Compiti. Tanti, troppi soprattutto nelle scuole primarie e alle medie, dove la didattica a distanza si è risolta in larga parte con l’invio di esercizi e ricerche da fare”. E’ quanto lamentano le associazioni che rappresentano i genitori degli alunni italiani.
“Naturalmente – si legge in una nota – non è così in tutti gli istituti, ci sono maestre che si fanno in quattro e docenti che s’inventano anche il rito- mito della buonanotte“.
I genitori citano alcuni esempi: a Bologna Dezia Tallarico con i suoi ragazzi di prima media: venerdì sera tutti davanti al computer in pigiama, anche l’insegnante, vi racconta di Morfeo, il Dio dei sogni.
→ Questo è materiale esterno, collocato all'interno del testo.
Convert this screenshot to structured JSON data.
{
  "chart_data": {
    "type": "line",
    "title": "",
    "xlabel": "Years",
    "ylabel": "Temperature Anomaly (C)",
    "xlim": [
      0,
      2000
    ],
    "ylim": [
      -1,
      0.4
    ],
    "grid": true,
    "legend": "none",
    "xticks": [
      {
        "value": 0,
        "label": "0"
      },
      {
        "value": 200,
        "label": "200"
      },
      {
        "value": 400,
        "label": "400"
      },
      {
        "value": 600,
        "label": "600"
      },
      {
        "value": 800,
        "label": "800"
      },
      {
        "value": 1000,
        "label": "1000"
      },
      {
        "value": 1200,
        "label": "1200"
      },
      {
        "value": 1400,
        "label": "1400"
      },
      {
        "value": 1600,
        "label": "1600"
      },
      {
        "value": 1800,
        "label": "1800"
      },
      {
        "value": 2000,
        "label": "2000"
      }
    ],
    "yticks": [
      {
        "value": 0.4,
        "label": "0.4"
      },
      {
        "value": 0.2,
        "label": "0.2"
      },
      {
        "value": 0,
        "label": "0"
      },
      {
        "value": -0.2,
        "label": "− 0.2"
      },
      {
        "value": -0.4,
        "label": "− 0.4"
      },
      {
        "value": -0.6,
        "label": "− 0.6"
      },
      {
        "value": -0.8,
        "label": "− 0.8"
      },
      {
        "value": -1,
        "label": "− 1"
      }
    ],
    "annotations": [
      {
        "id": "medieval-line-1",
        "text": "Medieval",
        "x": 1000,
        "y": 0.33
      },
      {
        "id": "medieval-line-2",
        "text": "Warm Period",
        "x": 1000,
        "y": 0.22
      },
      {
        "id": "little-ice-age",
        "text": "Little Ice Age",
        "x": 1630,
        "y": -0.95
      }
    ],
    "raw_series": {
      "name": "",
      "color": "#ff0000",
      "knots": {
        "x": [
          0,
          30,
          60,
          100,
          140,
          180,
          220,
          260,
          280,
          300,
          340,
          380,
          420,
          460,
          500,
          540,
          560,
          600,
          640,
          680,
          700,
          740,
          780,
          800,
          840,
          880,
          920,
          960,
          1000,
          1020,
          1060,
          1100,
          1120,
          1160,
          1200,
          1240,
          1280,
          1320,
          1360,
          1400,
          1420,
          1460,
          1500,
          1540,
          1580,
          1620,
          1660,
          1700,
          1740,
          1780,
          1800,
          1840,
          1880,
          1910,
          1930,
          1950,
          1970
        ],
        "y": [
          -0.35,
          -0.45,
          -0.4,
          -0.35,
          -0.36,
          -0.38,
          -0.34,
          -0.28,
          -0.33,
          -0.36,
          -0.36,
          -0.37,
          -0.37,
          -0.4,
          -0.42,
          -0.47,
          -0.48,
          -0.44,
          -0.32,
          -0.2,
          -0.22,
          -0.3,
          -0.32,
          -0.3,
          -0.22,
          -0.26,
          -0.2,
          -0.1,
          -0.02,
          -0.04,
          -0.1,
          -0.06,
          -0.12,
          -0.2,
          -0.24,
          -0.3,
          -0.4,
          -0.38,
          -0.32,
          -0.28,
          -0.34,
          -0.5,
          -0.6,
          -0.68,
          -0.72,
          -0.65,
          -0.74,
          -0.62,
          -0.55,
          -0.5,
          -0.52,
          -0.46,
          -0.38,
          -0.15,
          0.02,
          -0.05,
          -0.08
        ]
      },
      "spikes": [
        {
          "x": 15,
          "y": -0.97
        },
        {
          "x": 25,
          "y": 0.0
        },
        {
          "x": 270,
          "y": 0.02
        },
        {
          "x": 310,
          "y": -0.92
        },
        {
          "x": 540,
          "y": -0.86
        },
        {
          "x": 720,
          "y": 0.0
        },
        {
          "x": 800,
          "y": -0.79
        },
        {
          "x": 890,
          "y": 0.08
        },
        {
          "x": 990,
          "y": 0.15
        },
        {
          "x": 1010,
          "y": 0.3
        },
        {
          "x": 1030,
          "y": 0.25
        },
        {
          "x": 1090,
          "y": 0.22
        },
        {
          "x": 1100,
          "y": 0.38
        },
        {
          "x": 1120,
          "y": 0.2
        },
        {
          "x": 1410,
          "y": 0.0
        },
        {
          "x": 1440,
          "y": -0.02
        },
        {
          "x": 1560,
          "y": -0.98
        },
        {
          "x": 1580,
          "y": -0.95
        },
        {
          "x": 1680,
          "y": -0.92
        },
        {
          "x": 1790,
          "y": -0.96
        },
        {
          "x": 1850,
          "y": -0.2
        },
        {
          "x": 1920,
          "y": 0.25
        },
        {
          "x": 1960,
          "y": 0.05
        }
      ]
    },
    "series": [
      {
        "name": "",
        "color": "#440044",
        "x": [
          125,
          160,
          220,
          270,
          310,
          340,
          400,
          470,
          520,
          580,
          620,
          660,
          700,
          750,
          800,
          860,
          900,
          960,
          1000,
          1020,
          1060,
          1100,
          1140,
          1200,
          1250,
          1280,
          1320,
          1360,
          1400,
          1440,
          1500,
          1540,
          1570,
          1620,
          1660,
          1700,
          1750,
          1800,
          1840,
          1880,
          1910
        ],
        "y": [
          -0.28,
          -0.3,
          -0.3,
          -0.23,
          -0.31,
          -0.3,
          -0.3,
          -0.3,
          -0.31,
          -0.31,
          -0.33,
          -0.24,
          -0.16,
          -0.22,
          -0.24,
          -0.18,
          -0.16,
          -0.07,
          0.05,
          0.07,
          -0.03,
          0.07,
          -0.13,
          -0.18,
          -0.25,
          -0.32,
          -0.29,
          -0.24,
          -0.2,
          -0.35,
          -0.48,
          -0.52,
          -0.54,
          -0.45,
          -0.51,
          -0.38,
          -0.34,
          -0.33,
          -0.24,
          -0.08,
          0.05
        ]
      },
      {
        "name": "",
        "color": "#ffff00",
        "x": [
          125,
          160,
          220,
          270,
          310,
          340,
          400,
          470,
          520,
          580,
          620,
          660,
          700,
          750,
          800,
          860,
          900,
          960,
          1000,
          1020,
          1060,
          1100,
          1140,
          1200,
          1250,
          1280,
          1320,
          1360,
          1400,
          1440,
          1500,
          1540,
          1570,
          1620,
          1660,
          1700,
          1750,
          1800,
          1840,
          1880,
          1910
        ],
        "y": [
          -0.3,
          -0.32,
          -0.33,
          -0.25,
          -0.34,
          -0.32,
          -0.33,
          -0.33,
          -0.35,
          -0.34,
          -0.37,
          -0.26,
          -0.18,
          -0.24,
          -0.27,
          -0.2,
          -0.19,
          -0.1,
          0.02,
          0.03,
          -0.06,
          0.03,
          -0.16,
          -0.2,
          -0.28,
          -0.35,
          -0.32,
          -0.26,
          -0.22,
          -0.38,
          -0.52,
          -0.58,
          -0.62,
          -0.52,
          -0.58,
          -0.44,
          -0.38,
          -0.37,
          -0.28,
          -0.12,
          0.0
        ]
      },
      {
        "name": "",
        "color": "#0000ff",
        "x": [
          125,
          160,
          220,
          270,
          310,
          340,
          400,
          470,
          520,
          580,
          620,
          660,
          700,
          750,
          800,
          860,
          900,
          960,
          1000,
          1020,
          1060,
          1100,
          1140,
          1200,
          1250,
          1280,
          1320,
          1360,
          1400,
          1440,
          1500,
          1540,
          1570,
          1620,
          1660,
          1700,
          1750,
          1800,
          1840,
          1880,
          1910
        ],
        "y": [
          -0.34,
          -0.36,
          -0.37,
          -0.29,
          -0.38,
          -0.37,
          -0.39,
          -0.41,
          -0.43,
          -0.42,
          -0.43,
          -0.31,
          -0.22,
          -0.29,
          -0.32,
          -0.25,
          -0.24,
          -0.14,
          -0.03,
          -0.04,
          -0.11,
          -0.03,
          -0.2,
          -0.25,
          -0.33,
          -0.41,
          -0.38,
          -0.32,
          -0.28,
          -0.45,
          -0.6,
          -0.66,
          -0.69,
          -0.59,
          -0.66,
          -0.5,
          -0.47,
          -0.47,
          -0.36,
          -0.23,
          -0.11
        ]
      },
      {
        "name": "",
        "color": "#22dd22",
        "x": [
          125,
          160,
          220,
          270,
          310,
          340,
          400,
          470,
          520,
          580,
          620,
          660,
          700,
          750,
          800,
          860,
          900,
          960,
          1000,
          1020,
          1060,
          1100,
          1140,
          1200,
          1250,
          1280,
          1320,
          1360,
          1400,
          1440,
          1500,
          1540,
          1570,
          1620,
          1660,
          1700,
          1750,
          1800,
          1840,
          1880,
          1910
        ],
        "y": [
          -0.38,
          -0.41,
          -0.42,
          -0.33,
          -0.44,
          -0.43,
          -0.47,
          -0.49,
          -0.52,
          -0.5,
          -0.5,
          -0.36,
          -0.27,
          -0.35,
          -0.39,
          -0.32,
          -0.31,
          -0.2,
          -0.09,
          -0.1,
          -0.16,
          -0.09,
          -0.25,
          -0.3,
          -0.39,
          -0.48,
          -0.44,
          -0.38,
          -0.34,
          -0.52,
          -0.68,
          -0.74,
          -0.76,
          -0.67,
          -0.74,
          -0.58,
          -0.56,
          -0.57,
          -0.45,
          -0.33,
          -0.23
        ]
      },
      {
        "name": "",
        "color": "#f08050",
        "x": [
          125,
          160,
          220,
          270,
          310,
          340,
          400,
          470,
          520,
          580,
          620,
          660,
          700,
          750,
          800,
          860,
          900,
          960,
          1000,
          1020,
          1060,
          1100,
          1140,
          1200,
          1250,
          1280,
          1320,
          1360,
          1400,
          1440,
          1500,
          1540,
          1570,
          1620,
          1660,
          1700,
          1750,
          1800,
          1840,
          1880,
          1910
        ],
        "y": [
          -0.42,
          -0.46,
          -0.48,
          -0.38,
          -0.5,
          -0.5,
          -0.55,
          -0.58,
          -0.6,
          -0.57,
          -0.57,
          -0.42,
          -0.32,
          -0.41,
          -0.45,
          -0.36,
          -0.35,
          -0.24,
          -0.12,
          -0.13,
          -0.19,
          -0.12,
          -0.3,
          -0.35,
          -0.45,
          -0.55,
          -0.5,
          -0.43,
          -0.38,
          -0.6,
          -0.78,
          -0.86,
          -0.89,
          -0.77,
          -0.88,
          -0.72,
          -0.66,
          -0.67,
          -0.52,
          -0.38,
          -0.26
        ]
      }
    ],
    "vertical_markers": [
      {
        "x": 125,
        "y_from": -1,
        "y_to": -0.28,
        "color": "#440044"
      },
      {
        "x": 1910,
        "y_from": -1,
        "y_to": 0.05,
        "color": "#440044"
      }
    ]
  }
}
C’è l’appello della maestra Marzia Mascagni, 35 anni di esperienza: «Ai colleghi dico: non ingozzate i vostri alunni di compiti, non sono oche. Piuttosto, fatevi sentire: più che il programma conta non interrompere il filo della comunicazione con loro». Secondo la nota dei genitori, «...si sta scaricando sulle famiglie il compito di insegnare».
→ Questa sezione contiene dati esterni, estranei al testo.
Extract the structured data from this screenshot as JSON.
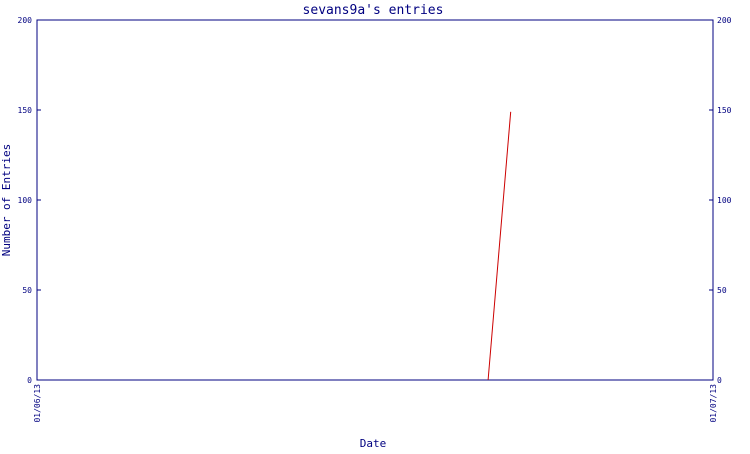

Tra mille ostacoli. Nelle case dove i genitori sono in smart working e ci sono più figli anche se si usano i telefonini ci vogliono connessioni potenti, e poi chi ha la stampante o i libri che sono rimasti in classe? Apprezziamo la grande generosità di tanti insegnanti che lavorano il doppio, che non hanno lasciato soli gli studenti. Ma in molti istituti assistiamo a un sovraccaricare di compiti e basta che non ha senso – osserva Angela Nava Mambretti, coordinatrice del Forum delle associazioni riconosciuto dal ministero. Chiediamo si faccia attenzione, anche perché le disuguaglianze con la didattica a distanza, necessaria in una situazione di cui non è colpevole nessuno, si acuiscono: un prezzo per noi insostenibile. Un divario non solo economico, ma anche di contesto tra chi ha i genitori in grado di supportare i bambini e chi no».